CM attributes the success of Gujarat’s magnificent agricultural growth to the progressive farmers of south Gujarat

 

Chief Minister Narendrabhai Modi has attributed the success of Gujarat’s magnificent agricultural growth to the progressive farmers of south Gujarat. “The hard work of Gujarati farmers has earned a unique repute to Gujarat in the field of agriculture”, Mr. Modi said at a convention of progressive farmers held at Navsari today.
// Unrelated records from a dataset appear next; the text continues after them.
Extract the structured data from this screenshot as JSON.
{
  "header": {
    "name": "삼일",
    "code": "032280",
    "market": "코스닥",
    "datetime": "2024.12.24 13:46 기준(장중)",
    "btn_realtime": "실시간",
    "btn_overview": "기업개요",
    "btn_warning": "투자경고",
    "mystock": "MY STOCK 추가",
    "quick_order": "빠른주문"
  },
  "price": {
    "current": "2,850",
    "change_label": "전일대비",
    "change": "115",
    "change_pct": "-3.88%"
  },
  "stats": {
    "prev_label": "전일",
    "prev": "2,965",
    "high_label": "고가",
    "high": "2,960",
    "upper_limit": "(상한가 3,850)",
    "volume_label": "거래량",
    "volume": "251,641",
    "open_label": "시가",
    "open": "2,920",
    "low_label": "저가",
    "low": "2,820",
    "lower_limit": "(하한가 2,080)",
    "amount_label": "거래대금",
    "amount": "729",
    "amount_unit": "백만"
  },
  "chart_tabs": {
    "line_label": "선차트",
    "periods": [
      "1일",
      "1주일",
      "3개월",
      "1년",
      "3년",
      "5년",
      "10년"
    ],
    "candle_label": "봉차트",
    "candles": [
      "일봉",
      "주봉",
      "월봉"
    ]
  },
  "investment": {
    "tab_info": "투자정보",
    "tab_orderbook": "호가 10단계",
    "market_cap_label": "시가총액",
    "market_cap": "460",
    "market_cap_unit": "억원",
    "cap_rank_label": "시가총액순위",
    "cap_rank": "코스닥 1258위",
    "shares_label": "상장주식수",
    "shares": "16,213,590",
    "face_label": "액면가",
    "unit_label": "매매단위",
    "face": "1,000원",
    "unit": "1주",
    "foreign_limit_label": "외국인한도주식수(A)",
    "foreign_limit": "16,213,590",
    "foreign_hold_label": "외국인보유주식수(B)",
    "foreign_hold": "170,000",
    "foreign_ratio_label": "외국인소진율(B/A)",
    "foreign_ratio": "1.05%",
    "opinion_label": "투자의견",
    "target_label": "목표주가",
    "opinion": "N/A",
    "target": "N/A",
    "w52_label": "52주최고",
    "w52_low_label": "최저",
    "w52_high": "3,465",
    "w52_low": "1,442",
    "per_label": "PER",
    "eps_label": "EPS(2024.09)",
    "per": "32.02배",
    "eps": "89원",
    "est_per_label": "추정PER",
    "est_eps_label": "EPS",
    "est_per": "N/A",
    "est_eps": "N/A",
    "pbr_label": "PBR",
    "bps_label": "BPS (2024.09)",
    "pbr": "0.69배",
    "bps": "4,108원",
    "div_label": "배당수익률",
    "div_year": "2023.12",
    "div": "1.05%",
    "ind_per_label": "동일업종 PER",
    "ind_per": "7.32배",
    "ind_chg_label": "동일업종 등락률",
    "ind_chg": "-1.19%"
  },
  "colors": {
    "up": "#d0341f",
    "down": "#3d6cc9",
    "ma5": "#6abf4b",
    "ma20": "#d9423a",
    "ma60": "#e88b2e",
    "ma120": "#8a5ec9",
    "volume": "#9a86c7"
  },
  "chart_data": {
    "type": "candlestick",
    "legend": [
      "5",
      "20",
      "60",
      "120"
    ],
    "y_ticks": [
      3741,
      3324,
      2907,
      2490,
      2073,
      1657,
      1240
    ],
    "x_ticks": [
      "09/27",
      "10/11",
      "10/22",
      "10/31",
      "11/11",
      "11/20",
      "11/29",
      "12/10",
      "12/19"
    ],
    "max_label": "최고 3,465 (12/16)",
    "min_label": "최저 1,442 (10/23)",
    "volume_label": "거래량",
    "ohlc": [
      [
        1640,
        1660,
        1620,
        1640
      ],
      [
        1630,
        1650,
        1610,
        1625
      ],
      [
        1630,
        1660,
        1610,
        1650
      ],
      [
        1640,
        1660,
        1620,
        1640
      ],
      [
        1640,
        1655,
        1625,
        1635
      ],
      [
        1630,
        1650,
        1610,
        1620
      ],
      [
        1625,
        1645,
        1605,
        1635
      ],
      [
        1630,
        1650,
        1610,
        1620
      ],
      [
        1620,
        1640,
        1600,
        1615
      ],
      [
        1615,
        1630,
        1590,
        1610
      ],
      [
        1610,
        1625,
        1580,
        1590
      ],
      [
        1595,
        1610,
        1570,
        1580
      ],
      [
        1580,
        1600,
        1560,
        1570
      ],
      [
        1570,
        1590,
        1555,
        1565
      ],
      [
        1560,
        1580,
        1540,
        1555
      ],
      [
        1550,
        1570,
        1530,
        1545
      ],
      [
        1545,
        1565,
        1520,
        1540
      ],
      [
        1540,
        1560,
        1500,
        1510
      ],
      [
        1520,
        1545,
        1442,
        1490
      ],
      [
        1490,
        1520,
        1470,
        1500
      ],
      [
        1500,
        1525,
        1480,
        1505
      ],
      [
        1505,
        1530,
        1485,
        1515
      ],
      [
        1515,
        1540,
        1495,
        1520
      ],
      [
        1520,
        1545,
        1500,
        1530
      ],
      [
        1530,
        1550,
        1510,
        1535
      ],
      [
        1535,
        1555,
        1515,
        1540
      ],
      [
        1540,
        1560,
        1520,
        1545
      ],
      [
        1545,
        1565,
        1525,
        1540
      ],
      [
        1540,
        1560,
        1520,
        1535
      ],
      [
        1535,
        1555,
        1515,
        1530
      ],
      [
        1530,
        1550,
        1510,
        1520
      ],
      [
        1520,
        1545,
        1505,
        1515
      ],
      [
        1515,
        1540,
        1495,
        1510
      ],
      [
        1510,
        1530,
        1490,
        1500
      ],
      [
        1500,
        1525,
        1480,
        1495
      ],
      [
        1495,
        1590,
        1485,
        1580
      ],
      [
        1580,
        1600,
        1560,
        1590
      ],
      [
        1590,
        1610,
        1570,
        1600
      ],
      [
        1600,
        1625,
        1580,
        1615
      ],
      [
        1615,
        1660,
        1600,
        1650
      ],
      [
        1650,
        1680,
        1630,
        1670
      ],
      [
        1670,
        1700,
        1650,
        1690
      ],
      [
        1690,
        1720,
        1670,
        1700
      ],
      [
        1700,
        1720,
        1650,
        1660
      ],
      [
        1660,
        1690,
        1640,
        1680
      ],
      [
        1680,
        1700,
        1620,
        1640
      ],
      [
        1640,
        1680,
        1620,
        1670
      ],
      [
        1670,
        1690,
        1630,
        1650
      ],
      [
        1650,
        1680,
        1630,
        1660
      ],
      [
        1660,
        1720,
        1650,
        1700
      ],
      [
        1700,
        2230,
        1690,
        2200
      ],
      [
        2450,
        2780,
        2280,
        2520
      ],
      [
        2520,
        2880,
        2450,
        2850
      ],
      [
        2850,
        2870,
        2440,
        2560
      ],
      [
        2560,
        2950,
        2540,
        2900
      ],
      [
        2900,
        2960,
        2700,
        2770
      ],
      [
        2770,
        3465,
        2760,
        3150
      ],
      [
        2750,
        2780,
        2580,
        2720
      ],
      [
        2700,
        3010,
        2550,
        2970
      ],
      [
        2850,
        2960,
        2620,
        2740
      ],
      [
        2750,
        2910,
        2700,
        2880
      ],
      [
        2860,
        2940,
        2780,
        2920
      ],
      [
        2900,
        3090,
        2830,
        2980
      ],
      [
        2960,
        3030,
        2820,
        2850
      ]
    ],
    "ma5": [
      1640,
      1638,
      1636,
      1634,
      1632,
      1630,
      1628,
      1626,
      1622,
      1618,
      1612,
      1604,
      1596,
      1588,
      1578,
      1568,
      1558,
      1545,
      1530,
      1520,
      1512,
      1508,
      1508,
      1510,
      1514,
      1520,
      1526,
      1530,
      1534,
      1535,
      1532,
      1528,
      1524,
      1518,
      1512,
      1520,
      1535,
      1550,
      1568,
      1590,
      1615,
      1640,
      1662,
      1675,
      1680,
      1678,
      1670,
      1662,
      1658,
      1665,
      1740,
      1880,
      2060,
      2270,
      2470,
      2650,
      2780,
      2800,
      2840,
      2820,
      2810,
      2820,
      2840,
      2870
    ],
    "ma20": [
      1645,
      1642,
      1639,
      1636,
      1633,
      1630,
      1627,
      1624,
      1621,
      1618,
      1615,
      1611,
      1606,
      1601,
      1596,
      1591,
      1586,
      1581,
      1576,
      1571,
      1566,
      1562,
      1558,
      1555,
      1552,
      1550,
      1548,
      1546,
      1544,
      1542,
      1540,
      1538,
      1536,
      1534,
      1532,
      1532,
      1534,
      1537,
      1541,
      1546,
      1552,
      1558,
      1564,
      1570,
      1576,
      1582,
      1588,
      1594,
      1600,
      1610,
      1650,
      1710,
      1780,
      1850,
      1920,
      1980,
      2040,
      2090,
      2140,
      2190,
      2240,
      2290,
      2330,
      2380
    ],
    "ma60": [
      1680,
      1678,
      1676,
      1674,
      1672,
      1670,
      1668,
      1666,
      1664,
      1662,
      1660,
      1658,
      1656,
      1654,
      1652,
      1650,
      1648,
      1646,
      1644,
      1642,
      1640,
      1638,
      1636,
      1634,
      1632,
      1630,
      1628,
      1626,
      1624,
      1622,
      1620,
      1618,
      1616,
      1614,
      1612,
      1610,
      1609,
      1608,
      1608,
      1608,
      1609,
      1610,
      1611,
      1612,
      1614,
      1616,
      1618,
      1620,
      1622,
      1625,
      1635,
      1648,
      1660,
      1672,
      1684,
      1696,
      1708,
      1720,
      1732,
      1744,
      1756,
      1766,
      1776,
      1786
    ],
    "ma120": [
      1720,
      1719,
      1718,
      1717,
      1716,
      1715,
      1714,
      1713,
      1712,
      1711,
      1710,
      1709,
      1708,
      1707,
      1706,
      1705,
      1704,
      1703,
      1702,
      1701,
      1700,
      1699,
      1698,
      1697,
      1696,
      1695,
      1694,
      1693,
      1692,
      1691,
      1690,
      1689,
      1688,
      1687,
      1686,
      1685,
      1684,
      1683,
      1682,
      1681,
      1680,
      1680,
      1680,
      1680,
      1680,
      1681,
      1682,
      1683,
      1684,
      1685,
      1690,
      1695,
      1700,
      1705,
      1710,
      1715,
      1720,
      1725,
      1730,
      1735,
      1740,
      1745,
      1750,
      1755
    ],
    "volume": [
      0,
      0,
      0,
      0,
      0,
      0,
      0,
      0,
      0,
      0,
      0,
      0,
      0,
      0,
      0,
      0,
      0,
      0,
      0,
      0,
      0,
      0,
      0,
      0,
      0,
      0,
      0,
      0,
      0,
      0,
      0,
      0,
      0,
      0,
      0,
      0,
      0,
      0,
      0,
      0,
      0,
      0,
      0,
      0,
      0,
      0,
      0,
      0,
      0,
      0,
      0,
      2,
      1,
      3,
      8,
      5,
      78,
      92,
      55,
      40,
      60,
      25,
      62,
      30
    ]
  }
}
Mr. Modi, who was at Navsari to take part in the celebration of 53rd foundation day of Gujarat, inaugurated an agriculture fair held at the campus of Navsari Krishi University. The Chief Minister also inaugurated a mango festival here and addressed a seminar of progressive farmers of the state. He said the present revolutionary agricultural growth of state is the result of collective work of the farmers and the government.

 

He said that there are immense possibilities of agricultural growth in entire state including south Gujarat. Farmers have infused a fresh vigour even in the rann of Kutch through their toil. The progressive farmers of the state have made many innovative experiments, while the agriculture universities have also attained miraculous results through various research and agroscanology.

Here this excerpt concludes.